Eating oily fish may cut stroke risk

Eating fish at least twice a week may help reduce the risk of stroke, but taking fish oil supplements doesn't have that health benefit, a new review finds.

Omega-3 supplements not associated with reduced stroke risk, study in BMJ suggests

Some experts recommend getting omega-3 fatty acids from fish instead of supplements 2:08

Eating fish at least twice a week may help reduce the risk of stroke, but taking fish oil supplements doesn't have that health benefit, a new review finds.

Heart health guidelines recommend that people eat a variety of fish, preferably oily types such as mackerel and sardines, at least twice a week, since marine foods are the most common dietary sources of long chain omega-3 fatty acids that may reduce heart problems.

Cold-water fish like mackerel tend to contain more long-chain polyunsaturated omega-3 fatty acids. (Grapes from California/Canadian Press)

But the evidence on whether having such a diet also helps reduce stroke risk was unclear.

Dr. Rajiv Chowdhury at Cambridge University in the U.K. and Prof. Oscar Franco at Erasmus MC in Rotterdam analyzed data from 38 studies involving 794,000 participants in Europe, North America and the Asia-Pacific region.

There were more than 34,000 stroke events (such as ischemic strokes, hemorrhagic strokes and mini-strokes known as transient ischemic attacks) that are collectively called cerebrovascular disease.

"This review found that higher fish consumption is moderately but significantly associated with a reduced risk of incident cerebrovascular disease," the study’s authors concluded in this week's issue of the British Medical Journal.

They assessed fish and long chain omega-3 fatty acid consumption using dietary questionnaires, identified markers of omega-3 fats in the blood and recordsx use of fish oil supplements.

Those who ate two to four servings a week showed a six per cent lower risk of cerebrovascular disease compared with those eating one or fewer servings of fish a week. People who dined on five or more servings a week had a 12 per cent lower risk, the researchers said.

But the biomarkers and fish oil supplements were not associated with a reduced risk of stroke.

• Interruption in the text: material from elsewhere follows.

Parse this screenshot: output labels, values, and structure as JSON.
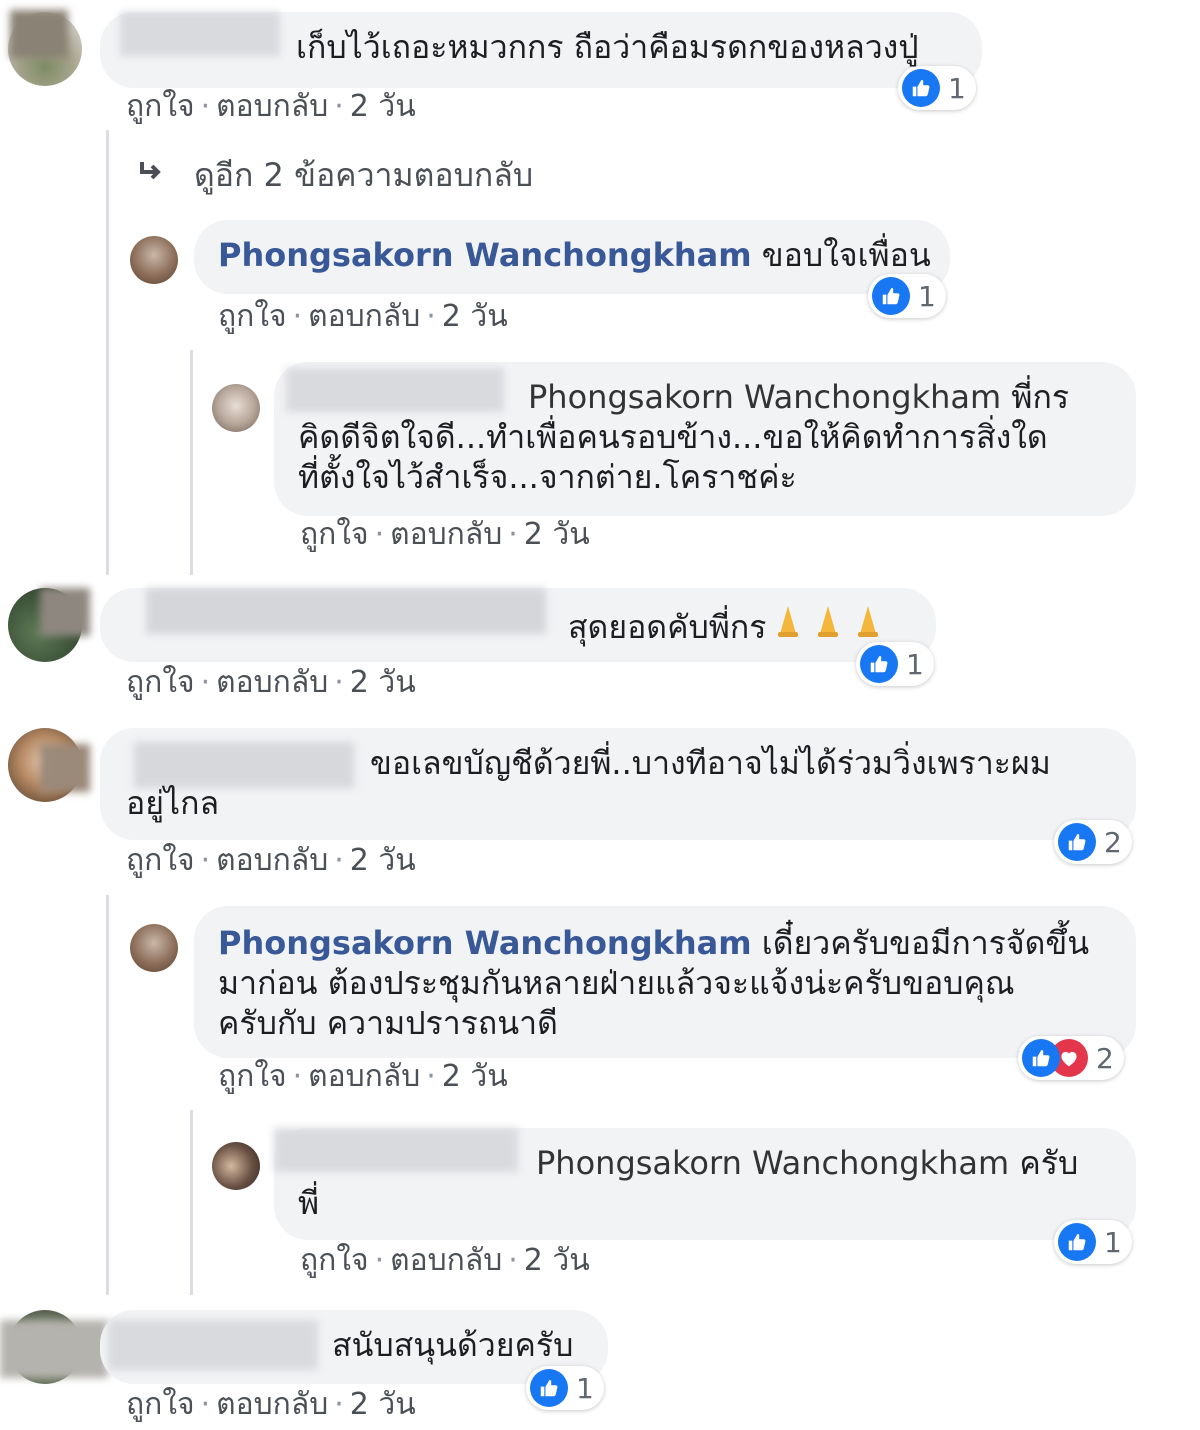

"These findings therefore suggest that single nutrients may have limited effects on chronic disease outside of their original food sources," the researchers said.

They offered several possible explanations for the difference:

  • Fish has a wider range of nutrients besides omega-3 fatty acids, such as vitamin D and B vitamins, that are also linked to lower stroke risk.
  • People who eat more fish may eat less red meat.
  • Higher fish consumption may indicate a healthier diet pattern overall or higher socioeconomic status that are also associated with vascular health.

How the fish is prepared, such as deep frying, could also make a difference by potentially adding harmful trans fats during the cooking process, the study's authors said.

Eating fish advised

Fish consumption is low in most European countries, Canada and the U.S., Jannette de Goede, of the human nutrition division at Wageningen University, said in journal commentary.

The studies included in the review were also not designed to detect an effect on stroke and many of the participants were being treated for heart disease, de Goede noted.

"On the basis of available evidence it is reasonable to advise people that eating one or two portions of fish a week could reduce the risk of CHD and stroke," the editorial concluded.

In June, a smaller review published in the Cochrane Database of Systematic Reviews concluded that omega-3 supplements taken in capsules or margarines resulted in no improvement in cognitive function in healthy older people.

The researchers received scholarships, studentships or grants from Gates Cambridge, U.K.’s Medical Research Council and Pfizer Nutrition.